Key Takeaways
- Wedbush analyst Dan Ives named Palantir his premier software selection beyond the Magnificent Seven, characterizing its fourth-quarter performance as “stunning”
- Ives believes the AI transformation is merely in its “third inning,” with potential U.S. government contracts valued in the trillions
- Approximately $20M in revenue reclassification from commercial to government affected Palantir’s commercial figures, though Ives views it as inconsequential
- PLTR shares have declined over 17% year-to-date in 2026, yet the stock trades beneath its five-year averages across multiple valuation metrics, sporting a forward P/E of 132x
- Analyst consensus registers a “Moderate Buy” rating with an average price target of $195.04, suggesting approximately 32% upside potential
Wedbush Securities analyst Dan Ives made waves during a recent CNBC appearance with his bullish stance on artificial intelligence. He positioned Palantir as his preferred software investment beyond the Magnificent Seven cohort, emphasizing that the AI expansion still has considerable room to grow.
Palantir Technologies Inc., PLTR
Employing a baseball metaphor, Ives characterized the current AI cycle as only reaching the “third inning,” directly challenging market concerns about potential bubble conditions. His perspective: the artificial intelligence revolution is gaining speed, not approaching exhaustion.
PLTR shares have tumbled over 17% during 2026. Nonetheless, Ives characterized the company’s latest quarterly performance as “stunning” and positioned Palantir in “a whole other category” relative to competing software enterprises.
The equity has retreated from elevated valuation levels and currently trades under its five-year historical averages across various measures. However, investors should note that a forward price-to-earnings ratio of 132x still represents a substantial premium.
Palantir delivered fourth-quarter fiscal 2025 revenue of $1.41 billion—representing a 70% year-over-year surge. Domestic U.S. revenue reached $1.08 billion, climbing 93% compared to the prior-year period.
Full-year 2025 revenue totaled $4.475 billion, marking a 56% annual increase. GAAP earnings per share for Q4 registered at $0.24, while full-year GAAP EPS reached $0.63.
Commercial Revenue Concerns Explained
One criticism of Palantir’s recent quarter centered on commercial revenue underperforming analyst expectations. Ives quickly addressed this concern—approximately $20 million transferred from commercial to government categories due to a single contract reclassification.
He characterized this as an accounting adjustment rather than an indicator of underlying business deterioration. According to Ives, government AI demand represents the narrative investors should prioritize.

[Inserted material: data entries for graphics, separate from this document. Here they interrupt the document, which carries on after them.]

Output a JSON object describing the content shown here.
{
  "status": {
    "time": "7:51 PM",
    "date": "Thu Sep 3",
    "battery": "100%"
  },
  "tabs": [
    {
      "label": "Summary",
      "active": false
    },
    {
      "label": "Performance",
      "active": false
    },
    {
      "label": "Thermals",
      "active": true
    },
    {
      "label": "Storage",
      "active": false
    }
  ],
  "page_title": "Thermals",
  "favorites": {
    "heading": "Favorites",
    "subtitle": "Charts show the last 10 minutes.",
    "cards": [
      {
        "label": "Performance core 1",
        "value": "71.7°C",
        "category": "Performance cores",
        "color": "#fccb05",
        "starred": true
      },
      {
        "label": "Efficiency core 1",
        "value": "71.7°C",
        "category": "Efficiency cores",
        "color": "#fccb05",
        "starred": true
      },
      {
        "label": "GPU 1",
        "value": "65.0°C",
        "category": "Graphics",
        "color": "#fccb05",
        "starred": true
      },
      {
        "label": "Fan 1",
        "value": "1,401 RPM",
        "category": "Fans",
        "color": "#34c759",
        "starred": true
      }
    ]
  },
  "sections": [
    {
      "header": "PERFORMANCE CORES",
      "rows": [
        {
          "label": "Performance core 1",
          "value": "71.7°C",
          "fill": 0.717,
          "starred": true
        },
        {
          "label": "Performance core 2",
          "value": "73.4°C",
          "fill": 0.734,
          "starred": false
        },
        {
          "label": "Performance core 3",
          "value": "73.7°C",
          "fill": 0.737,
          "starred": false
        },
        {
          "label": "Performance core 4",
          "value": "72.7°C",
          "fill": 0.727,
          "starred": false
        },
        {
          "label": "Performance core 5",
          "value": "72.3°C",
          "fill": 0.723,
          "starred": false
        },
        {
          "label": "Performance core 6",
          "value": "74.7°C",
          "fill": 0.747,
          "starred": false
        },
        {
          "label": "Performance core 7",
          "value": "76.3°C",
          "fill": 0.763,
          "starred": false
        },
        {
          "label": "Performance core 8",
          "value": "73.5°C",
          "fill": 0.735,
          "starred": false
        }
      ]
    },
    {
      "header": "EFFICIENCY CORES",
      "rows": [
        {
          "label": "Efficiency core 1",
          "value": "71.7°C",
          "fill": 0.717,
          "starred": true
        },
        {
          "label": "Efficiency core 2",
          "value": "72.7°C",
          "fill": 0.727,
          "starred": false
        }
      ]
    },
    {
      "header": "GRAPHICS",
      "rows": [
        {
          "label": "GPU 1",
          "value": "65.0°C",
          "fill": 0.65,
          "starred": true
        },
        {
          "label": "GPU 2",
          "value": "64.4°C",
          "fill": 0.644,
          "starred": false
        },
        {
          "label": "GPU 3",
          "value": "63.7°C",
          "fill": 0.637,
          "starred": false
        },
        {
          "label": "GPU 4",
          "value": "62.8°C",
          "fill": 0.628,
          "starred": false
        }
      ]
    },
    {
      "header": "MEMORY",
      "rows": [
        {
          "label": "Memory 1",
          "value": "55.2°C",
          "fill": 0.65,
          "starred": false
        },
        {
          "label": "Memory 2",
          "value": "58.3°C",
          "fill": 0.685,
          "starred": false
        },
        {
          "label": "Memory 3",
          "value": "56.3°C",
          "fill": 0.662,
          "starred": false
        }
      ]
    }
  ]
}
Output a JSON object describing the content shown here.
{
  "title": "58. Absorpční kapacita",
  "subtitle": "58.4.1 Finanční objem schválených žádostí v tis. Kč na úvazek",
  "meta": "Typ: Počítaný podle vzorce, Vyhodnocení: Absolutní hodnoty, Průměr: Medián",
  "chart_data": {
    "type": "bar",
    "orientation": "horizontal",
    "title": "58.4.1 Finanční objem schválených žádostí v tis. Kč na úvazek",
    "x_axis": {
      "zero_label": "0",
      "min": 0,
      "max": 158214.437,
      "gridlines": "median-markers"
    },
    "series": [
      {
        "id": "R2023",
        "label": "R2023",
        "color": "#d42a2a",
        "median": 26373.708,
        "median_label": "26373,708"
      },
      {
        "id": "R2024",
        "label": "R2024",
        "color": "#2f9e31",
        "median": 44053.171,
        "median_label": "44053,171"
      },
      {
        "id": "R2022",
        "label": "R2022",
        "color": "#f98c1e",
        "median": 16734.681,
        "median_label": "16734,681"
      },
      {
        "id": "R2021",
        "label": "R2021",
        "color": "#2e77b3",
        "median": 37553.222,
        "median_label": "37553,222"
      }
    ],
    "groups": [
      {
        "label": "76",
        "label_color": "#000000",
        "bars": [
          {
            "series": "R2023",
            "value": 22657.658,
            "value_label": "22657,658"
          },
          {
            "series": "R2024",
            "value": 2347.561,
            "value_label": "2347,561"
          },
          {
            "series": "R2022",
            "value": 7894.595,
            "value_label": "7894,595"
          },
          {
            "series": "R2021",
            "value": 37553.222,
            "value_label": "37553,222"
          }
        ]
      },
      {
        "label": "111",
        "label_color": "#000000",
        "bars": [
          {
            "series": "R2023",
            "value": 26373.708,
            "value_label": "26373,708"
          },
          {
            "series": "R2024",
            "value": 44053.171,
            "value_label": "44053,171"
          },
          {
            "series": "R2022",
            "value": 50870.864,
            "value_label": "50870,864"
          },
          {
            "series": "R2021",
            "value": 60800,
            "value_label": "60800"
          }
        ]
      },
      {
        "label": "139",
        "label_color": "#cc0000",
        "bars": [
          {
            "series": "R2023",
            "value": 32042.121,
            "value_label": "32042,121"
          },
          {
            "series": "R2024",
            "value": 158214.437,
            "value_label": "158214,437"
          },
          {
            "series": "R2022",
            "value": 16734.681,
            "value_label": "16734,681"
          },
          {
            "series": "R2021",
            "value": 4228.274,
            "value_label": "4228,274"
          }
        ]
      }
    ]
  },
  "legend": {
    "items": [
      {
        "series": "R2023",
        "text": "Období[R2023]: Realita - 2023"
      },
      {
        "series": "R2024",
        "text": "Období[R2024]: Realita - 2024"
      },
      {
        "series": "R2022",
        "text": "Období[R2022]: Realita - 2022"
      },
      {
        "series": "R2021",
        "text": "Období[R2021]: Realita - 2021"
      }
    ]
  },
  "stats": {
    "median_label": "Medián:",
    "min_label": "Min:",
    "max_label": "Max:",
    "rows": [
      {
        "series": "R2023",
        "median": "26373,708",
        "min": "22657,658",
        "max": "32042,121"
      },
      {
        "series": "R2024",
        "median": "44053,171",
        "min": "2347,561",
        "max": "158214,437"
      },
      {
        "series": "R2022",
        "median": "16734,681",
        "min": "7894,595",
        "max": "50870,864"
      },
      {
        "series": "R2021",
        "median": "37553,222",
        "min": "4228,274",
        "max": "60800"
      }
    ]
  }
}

Ives characterized U.S. government AI expenditure as “the golden goose.” He projects contracts could total hundreds of billions of dollars, with extended-term potential reaching into the trillions.
“For numerous software enterprises, government-related business could potentially double within the next two to three years,” Ives stated during his CNBC interview.
Cybersecurity Emerges as AI Infrastructure Beneficiary
Ives additionally highlighted cybersecurity as a major winner from the AI infrastructure expansion. He projected security budgets could increase 50% as agentic AI creates more sophisticated threat environments.
He labeled this “the most connected trade” he had witnessed—indicating the AI infrastructure wave and corresponding security spending requirements are inextricably linked.
Regarding regulatory oversight, Ives expressed doubt that government intervention would substantially decelerate industry progress. He noted technological advancement was outpacing any regulatory framework’s ability to respond.
Palantir’s forward-looking guidance indicated Q1 2026 revenue expectations of $1.532–$1.536 billion. Full-year 2026 revenue projections fall within the $7.182–$7.198 billion range.
U.S. commercial revenue independently is forecast to exceed $3.144 billion for the complete year.
Rosenblatt Securities maintained its Buy rating on PLTR with a $200 price objective on April 24. Mizuho preserved its Outperform rating while adjusting its target downward from $195 to $185.
According to 28 Wall Street analysts, the consensus stands at “Moderate Buy” with an average price target of $195.04—approximately 32% higher than current price levels.